Dynamic interactions in human amygdala subregions support hierarchical processing of fearful faces

Fearful-expression recognition is vital for survival, relying on rapid fear detection and fine-grained face encoding. However, how human amygdala subregions differentially implement these distinct cognitive components remains unclear. Here, we recorded intracranial EEG from lateral and medial amygdala in epilepsy patients performing an emotional face-matching task, and combined multivariate decoding, time-frequency and directed-connectivity analyses with intracranial stimulation. We found that the lateral subregion exhibited early, fear-specific theta/alpha-band (4-12 Hz) activity with higher decoding accuracy and directed transfer of fear-specific information to the medial subregion, which showed delayed and sustained activation.

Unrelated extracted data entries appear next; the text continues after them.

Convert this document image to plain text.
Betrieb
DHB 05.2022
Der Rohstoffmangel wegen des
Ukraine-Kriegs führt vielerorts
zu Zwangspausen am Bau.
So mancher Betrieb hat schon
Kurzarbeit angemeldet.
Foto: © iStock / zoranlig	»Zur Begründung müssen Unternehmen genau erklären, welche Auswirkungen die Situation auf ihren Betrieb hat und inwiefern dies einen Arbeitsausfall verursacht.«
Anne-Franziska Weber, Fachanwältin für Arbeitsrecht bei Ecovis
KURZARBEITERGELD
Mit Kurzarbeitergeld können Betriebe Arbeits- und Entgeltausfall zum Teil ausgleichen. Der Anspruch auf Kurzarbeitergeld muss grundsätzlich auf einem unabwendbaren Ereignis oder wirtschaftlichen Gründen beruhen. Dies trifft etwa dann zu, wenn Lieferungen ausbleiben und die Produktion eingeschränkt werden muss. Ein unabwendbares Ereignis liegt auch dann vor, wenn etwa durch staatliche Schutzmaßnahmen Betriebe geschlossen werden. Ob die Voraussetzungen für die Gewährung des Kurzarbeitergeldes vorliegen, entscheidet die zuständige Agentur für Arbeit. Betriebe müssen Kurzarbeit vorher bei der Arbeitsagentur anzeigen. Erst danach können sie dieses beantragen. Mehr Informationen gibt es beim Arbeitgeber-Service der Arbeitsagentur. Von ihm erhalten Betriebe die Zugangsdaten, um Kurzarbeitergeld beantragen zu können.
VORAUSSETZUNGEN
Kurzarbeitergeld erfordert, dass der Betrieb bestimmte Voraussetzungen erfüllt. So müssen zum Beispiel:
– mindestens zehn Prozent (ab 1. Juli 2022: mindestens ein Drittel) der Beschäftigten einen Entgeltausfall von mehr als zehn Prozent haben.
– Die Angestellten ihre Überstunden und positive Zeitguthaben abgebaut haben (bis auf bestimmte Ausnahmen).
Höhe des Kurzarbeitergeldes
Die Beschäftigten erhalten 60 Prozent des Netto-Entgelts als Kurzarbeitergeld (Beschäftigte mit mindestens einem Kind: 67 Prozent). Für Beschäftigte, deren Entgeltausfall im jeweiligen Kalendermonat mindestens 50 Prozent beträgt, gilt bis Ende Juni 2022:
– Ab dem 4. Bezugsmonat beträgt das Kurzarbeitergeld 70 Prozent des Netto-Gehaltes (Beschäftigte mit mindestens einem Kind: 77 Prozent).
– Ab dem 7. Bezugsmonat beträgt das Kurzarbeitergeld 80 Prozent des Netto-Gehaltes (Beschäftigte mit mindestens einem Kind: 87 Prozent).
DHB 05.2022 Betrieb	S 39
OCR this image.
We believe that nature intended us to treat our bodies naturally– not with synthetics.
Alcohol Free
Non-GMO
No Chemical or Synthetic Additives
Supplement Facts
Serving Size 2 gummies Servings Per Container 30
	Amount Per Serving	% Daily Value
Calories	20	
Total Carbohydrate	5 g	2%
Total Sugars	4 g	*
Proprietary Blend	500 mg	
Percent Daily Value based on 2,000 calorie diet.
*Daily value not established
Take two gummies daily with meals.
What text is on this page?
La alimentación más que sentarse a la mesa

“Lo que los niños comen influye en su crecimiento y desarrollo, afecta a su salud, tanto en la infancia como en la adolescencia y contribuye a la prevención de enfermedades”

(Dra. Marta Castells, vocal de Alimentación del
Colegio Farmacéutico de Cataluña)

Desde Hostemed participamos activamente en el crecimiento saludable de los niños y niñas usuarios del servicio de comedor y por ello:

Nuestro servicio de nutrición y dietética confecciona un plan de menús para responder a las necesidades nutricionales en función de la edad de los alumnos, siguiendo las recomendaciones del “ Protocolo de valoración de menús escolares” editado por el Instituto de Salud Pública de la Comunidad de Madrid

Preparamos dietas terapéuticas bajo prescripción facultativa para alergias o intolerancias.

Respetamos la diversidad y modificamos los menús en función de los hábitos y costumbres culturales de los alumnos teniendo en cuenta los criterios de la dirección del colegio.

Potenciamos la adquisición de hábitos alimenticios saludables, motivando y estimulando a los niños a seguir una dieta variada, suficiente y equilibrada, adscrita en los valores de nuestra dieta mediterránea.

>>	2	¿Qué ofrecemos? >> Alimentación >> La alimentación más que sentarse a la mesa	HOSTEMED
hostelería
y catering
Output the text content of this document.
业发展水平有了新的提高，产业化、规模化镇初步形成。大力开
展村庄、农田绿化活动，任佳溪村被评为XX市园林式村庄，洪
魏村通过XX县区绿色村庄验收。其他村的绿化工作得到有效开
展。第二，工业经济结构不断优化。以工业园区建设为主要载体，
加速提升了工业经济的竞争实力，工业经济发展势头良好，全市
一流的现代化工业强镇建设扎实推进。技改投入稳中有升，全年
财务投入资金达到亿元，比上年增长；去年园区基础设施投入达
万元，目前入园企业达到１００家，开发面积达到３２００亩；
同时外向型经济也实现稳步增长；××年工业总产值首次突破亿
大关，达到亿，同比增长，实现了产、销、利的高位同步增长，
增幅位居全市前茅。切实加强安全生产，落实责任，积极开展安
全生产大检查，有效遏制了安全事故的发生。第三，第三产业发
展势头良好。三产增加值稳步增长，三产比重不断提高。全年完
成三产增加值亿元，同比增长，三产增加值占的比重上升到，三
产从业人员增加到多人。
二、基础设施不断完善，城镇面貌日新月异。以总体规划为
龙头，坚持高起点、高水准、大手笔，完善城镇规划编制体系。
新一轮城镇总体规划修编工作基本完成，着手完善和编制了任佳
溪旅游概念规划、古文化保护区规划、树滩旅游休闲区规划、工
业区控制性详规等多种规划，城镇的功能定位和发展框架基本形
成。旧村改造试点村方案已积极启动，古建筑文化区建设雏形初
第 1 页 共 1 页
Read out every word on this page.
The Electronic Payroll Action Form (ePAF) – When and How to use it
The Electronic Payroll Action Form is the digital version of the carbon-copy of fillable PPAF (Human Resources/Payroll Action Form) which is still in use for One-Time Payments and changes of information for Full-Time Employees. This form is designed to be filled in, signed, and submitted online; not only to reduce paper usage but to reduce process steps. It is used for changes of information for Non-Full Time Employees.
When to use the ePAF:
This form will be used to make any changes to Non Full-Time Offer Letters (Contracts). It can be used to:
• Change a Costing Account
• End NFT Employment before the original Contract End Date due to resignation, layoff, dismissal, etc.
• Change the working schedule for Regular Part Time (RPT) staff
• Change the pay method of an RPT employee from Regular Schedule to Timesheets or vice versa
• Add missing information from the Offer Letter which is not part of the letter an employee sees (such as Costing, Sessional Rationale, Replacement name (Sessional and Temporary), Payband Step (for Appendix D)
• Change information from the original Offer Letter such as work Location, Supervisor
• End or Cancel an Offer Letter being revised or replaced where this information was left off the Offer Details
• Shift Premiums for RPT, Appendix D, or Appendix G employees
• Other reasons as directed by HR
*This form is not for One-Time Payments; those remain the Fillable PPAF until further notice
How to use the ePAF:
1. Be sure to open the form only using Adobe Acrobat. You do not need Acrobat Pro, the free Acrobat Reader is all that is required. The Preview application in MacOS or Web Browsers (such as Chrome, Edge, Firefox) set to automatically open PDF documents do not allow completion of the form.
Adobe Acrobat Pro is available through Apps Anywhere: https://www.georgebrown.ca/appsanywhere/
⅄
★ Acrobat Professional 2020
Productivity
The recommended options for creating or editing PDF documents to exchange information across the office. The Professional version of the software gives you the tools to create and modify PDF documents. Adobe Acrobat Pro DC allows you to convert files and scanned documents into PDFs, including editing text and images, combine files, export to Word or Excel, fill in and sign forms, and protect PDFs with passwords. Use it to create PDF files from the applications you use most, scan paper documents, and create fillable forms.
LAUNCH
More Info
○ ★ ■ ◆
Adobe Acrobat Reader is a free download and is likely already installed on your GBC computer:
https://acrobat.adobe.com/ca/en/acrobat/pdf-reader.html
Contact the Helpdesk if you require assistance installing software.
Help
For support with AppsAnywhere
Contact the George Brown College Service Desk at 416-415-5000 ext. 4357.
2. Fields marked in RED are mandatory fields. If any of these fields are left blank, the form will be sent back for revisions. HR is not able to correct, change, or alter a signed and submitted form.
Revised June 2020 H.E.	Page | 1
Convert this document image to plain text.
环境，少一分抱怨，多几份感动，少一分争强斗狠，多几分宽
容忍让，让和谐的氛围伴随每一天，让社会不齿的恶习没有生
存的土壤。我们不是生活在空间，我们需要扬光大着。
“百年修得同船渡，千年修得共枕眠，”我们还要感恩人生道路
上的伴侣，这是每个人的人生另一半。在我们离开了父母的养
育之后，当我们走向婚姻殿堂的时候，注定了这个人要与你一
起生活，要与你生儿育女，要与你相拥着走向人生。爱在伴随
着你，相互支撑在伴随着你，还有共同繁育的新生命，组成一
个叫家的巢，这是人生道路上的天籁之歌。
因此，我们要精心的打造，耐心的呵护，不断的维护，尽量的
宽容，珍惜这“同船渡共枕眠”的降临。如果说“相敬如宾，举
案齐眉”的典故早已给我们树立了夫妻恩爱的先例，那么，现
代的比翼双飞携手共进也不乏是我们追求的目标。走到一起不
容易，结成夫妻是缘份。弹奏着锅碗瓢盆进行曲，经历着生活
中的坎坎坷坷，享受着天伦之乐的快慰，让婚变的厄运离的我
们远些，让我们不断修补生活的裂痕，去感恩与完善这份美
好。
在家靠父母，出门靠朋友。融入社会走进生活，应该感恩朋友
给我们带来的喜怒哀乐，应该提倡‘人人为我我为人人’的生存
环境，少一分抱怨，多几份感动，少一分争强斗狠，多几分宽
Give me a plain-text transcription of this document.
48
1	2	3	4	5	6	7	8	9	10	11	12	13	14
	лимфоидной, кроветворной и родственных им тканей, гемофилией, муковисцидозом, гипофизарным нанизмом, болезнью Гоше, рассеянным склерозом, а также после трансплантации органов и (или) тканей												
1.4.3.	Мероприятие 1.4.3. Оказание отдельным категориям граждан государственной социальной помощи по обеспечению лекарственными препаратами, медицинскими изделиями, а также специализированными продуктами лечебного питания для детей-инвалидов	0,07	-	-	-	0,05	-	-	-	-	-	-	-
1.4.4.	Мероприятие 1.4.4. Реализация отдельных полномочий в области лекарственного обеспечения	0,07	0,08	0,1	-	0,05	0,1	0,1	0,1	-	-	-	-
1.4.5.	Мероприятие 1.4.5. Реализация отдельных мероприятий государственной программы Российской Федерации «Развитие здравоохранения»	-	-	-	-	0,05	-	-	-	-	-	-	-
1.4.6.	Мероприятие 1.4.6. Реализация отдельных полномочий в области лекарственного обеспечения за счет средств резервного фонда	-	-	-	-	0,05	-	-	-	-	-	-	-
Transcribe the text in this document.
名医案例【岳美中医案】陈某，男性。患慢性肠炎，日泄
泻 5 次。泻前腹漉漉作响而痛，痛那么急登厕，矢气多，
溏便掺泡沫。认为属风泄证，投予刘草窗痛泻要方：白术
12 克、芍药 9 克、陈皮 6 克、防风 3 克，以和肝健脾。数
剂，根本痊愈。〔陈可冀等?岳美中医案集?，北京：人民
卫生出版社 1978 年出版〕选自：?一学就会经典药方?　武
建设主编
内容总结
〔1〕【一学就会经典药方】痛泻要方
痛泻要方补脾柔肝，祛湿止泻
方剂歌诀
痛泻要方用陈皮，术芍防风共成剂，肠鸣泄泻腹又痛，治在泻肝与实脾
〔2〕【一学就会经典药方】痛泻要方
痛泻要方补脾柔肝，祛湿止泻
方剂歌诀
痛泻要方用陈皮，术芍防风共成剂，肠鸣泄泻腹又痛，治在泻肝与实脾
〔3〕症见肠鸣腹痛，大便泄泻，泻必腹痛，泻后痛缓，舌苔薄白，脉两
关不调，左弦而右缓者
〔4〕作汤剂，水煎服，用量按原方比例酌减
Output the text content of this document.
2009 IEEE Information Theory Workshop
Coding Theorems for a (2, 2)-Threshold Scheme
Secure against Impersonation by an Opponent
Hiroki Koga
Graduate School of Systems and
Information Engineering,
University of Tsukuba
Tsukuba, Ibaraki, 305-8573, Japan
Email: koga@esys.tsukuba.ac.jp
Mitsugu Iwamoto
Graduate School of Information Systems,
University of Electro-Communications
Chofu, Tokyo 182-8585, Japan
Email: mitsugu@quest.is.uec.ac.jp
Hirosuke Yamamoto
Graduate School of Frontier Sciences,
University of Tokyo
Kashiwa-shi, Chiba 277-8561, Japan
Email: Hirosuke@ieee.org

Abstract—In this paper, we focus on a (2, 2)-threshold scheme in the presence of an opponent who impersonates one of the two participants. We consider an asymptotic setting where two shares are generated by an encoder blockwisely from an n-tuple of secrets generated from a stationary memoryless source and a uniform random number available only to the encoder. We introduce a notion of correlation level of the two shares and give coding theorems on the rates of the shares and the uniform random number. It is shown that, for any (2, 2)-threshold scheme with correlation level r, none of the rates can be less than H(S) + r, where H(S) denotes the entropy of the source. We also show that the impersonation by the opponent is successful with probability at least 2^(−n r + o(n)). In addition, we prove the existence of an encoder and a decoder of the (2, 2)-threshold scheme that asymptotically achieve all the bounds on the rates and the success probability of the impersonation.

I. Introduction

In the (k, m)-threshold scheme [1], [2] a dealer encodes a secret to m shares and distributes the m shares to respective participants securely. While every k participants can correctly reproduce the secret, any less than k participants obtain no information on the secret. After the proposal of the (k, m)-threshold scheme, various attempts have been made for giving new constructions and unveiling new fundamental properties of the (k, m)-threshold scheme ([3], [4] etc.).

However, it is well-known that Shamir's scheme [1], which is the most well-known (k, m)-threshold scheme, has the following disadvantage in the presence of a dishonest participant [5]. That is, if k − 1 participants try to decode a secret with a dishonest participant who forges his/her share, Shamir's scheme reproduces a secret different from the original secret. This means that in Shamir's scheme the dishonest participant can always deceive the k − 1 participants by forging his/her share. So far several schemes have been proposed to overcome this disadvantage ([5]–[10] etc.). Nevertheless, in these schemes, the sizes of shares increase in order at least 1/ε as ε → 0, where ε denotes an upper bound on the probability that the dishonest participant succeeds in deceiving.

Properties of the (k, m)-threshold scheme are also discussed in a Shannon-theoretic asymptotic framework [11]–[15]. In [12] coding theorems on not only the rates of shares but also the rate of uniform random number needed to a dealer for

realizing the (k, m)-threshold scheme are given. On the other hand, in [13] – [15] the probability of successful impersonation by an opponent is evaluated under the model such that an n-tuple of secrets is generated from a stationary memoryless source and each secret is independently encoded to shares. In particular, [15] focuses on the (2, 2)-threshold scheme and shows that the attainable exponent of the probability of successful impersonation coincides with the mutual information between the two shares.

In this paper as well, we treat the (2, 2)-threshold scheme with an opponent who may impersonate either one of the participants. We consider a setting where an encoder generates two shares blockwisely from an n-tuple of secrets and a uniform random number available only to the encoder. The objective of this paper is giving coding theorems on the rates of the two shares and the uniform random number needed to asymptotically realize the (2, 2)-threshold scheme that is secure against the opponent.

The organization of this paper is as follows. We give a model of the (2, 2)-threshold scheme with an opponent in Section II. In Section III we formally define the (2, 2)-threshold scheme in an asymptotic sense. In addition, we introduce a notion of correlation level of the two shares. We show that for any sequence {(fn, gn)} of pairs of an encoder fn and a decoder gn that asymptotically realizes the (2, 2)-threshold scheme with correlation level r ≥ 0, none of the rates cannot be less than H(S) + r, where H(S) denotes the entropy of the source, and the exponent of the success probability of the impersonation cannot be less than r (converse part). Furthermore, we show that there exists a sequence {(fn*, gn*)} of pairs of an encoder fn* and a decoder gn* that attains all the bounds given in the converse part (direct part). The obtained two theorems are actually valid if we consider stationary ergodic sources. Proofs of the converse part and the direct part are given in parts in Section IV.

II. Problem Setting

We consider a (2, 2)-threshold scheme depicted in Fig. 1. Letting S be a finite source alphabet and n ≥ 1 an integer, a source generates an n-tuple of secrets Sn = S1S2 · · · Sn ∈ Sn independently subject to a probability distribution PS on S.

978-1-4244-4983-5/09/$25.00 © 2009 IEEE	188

By contrast, the medial subregion encoded face-specific information at a later stage in the 2-16 Hz band with superior decoding accuracy, and then relayed this information back to the lateral subregion. Critically, intracranial stimulation yielded double-dissociable behavioural effects, with lateral stimulation disrupting early fear detection while medial stimulation accelerated neutral-face recognition. Together, our study delineates a hierarchically organized, temporally structured division of labour within the human amygdala and show that dynamic interactions underlie hierarchical processing of fearful expressions.